The younger generation of television programme makers in the 1960s were dominated by the product of Rab Butler’s grammar schools and a university – if not an Oxbridge – education. The programmes they wanted to make reflected their interests and so comedy now included Peter Cook and Dudley Moore in Not Only… But Also as well as The Dick Emery Show. The successful magazine programme Tonight spawned a twenty-six-part documentary series The Great War as well as That Was the Week That Was. At the end of the decade co-production money from Time Life subsidised Kenneth Clark’s personal view of the historical development of ideas and the arts, Civilisation. If these were the shows that historians eagerly seize upon to demonstrate the fact that television was growing up and that the medium could innovate in the 1960s where it had found it difficult to do so in the previous decade, it should not be forgotten that most people who rented their sets from Granada or Radio Rentals or DER wanted to watch Charlie Drake as much as Hancock, Harry Worth rather than Monty Python, Take Your Pick or Double Your Money rather than Hamlet in Elsinore or The Year of the Sex Olympics. Perry Mason, The Dick Van Dyke Show and Batman made a much bigger impact on audiences than An Age of Kings (a fifteen-part adaptation of Shakespeare’s history plays produced by the BBC in 1960) or The Spread of the Eagle (a nine-part BBC adaptation of Shakespeare’s three major Roman dramas).

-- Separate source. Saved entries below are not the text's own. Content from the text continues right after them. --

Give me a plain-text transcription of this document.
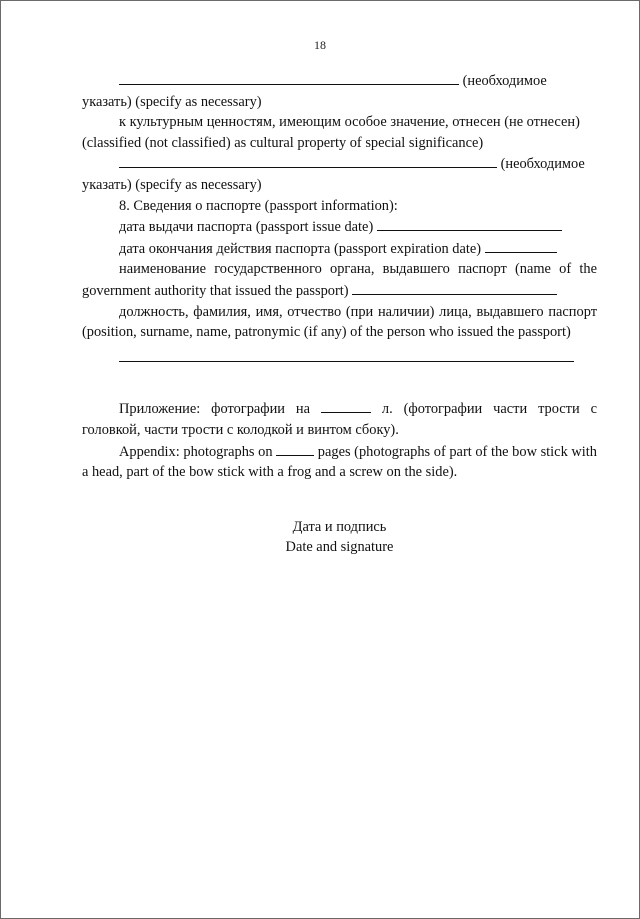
18

(необходимое

указать) (specify as necessary)

к культурным ценностям, имеющим особое значение, отнесен (не отнесен)

(classified (not classified) as cultural property of special significance)

(необходимое

указать) (specify as necessary)

8. Сведения о паспорте (passport information):

дата выдачи паспорта (passport issue date)

дата окончания действия паспорта (passport expiration date)

наименование государственного органа, выдавшего паспорт (name of the government authority that issued the passport)

должность, фамилия, имя, отчество (при наличии) лица, выдавшего паспорт (position, surname, name, patronymic (if any) of the person who issued the passport)

Приложение: фотографии на	л. (фотографии части трости с головкой, части трости с колодкой и винтом сбоку).

Appendix: photographs on	pages (photographs of part of the bow stick with a head, part of the bow stick with a frog and a screw on the side).

Дата и подпись

Date and signature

In 1965, the BBC introduced two bi-weekly half-hour soap operas whose subject matter reflected some of the social changes that were taking place in 1960s Britain. Two nights a week viewers could watch The Newcomers, produced by the rising star Verity Lambert who had won her spurs on Dr Who and who was now trailblazing a path as a television executive for future generations of women. The Newcomers centred on a London family who moved to a housing estate in the fictional country town of Angleton. Exterior sequences were filmed in Haverhill in Suffolk, a town which, after a rapid post-war expansion to incorporate families moving out from London, had undergone similar social changes to those depicted in the soap opera itself.
The Newcomers ran in conjunction with a soap opera with a similar format called United!. This series followed the travails of a fictional Second Division team called Brentwich United. The football scenes were filmed at the Victoria Ground in Stoke with the ubiquitous Jimmy Hill, now the manager of Coventry City on their climb from Third Division anonymity to First Division status, acting as a technical adviser. His efforts to achieve authenticity unfortunately ran into heavy criticism from the then management of Wolverhampton Wanderers who complained that the storylines followed too closely their own unavailing struggles to avoid relegation. United! was less successful than The Newcomers, and was cancelled after only two series. The show was generally considered to be too soft to appeal to male viewers, and too male-oriented for the female audience who preferred Compact, a soap opera set in the world of a fashion magazine which had been taken off the air to provide breathing space in the schedule for United! and The Newcomers. The devastated writers of Compact, Peter Ling and Hazel Adair, wrought a terrible revenge on the callous BBC by moving across to ATV Network and creating Crossroads. The cultural hooligans who ran the BBC in the 1960s insisted that the Corporation save money by reusing the original two-inch videotapes on which United! had been recorded, as a consequence of which none of the programme’s 147 episodes are believed to have survived. It is not the act of short-sighted philistinism that wiping the tapes of Not Only… But Also undoubtedly was, but at the very least it denied future historians the chance to check their teenage memories.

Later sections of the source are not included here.